Segui imediatamente a ordem, provavelmente ele não quer que eu entre com meus sapatos sujos. Apesar de não ser um cheiro muito forte, afinal estou acostumada a coisa pior, com certeza para alguém com ele, isso não deve ser aceitável.
“Deixe ai no canto. Alguém vai pegar.” Ele falou e então me abaixei para deixar um pouco mais longe da porta, apenas senti um vento e assim que me levantei senti uma toalha sendo jogada em mim. “Se limpe o melhor que possível."
Peguei a toalha e comecei a limpar minhas pernas e pés, mas sei que o cheiro só vai sair depois que eu tomar banho. Quando terminei ele pegou a toalha de minha mão e me deu espaço para entrar.
Eu consigo sentir vários olhos em mim, observando o que eu vou fazer e o que está acontecendo. Entrei no lugar, ainda mantendo a cabeça baixa.
“Limpem, não quero sentir nenhum cheiro quando eu sair.” Escutei a voz dele e em seguida a porta se fechando. “O banheiro é logo ali do lado. Tire esse vestido e tome um banho demorado! Fique bem limpa!”
Ergo o olhar para ver a direção que ele tinha apontado e me vejo em um quarto gigantesco, é um lugar que eu nunca tinha visto antes. Tem uma cama imensa mais afastada, uma janela com algumas cortinas pesadas em tom cinza escura, no teto tem um candelabro com cristais muito brilhantes, há três tapetes espalhados, dois em tom bege e um cinza escuro.
“Vai logo!” Escutei o grito dele e balancei a cabeça, saindo do transe em que estava.
Corri na direção que ele falou, o banheiro é bem grande também, feito em mármore cinza escuro e bege, rapidamente tirei o vestido, sem me preocupar muito se ia rasgar ou não, eu sei que ele vai mandar jogar fora.
O banheiro tem uma banheira e um box, entrei no box, liguei o chuveiro e o jato de água saiu quente, me fazendo soltar um gemido baixo de prazer. Se antes eu achei que tinha tomado um banho bom, esse aqui é mil vezes melhor. A pressão da água é simplesmente perfeita.
Vejo os produtos de higiene e a primeira coisa que faço é lavar meus cabelos e tomei cuidado para não embaraçar eles, afinal eles são grandes e um pouco ondulados.
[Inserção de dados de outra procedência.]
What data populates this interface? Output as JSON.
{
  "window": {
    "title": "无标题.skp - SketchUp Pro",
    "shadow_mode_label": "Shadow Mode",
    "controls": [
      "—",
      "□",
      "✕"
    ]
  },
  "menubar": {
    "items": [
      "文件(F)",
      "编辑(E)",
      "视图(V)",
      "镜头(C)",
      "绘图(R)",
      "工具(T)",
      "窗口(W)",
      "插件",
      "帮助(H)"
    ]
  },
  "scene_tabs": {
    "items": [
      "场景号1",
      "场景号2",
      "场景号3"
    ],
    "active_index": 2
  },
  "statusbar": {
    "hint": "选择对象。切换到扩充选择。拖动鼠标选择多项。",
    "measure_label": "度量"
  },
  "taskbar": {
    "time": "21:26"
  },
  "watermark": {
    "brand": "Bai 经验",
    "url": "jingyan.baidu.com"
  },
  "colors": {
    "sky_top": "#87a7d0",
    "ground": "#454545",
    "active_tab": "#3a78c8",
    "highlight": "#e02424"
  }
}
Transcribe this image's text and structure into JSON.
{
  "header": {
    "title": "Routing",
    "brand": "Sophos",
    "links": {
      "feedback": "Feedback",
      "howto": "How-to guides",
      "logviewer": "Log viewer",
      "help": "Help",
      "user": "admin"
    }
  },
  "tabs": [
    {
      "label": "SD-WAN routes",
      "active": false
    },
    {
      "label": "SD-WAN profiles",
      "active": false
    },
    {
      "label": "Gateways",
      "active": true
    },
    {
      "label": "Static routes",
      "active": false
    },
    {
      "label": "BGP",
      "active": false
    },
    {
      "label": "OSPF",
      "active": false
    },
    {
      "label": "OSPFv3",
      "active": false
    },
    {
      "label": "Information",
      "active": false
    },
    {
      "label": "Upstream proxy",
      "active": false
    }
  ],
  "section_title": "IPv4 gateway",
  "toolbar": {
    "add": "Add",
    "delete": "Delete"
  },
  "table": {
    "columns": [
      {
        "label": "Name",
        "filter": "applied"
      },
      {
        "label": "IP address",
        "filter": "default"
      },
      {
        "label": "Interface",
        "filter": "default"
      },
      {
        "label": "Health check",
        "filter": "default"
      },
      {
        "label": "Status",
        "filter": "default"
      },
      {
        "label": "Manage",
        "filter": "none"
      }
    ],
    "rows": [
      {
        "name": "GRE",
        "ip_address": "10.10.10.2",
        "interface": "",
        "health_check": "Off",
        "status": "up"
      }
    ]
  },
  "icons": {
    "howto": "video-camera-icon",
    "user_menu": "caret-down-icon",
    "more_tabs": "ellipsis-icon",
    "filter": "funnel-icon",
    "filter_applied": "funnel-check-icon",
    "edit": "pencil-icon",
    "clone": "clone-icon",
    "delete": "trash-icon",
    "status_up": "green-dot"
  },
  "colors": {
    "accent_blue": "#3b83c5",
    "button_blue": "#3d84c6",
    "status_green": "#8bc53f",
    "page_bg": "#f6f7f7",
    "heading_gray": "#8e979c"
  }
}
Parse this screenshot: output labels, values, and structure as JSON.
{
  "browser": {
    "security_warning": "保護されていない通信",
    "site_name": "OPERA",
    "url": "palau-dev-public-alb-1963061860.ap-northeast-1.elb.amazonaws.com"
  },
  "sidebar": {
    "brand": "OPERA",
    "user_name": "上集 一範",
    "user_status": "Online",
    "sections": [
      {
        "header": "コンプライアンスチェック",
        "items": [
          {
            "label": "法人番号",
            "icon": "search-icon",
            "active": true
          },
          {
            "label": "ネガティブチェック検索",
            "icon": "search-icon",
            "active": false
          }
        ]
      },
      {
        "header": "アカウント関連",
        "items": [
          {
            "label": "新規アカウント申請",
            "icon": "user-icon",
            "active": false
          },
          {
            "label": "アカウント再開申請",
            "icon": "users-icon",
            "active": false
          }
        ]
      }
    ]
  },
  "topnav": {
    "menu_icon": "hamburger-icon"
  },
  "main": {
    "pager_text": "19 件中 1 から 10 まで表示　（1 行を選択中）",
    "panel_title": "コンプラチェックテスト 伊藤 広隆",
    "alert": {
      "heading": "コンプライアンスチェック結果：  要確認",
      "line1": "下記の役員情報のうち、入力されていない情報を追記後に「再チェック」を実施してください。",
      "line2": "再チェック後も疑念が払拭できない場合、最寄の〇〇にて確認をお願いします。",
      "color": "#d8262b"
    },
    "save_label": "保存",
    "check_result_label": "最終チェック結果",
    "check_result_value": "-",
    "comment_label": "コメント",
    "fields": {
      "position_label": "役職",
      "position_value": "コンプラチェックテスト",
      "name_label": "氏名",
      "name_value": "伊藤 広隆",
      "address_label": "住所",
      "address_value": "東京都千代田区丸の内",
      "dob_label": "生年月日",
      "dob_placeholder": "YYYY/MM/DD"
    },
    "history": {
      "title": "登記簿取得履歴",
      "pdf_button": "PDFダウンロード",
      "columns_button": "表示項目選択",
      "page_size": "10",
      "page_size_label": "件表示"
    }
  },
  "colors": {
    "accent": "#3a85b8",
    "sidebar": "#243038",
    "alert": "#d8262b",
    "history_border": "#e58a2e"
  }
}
Fiz todo o processo de antes, mas desta vez eu faço com prazer, sabendo que assim vou agradar esse homem.
Quando terminei, sai do box e vi que tinha duas coisas separadas, um secador de cabelos e uma camiseta branca, sequei meu cabelo e coloquei a camiseta que ficou parecendo um vestido, chegando até um pouco acima do joelho. Olhei para a porta de saída do banheiro, com meu coração batendo mais rápido.
Virei o rosto e me olhei no espelho que tem ali, meus cabelos negros caem em pequenas ondas, chegando até minha cintura, meus olhos estão mais brilhantes e minha pele parece mais branca, além disso eu tenho essa expressão mais radiante, um breve sorriso em meus lábios.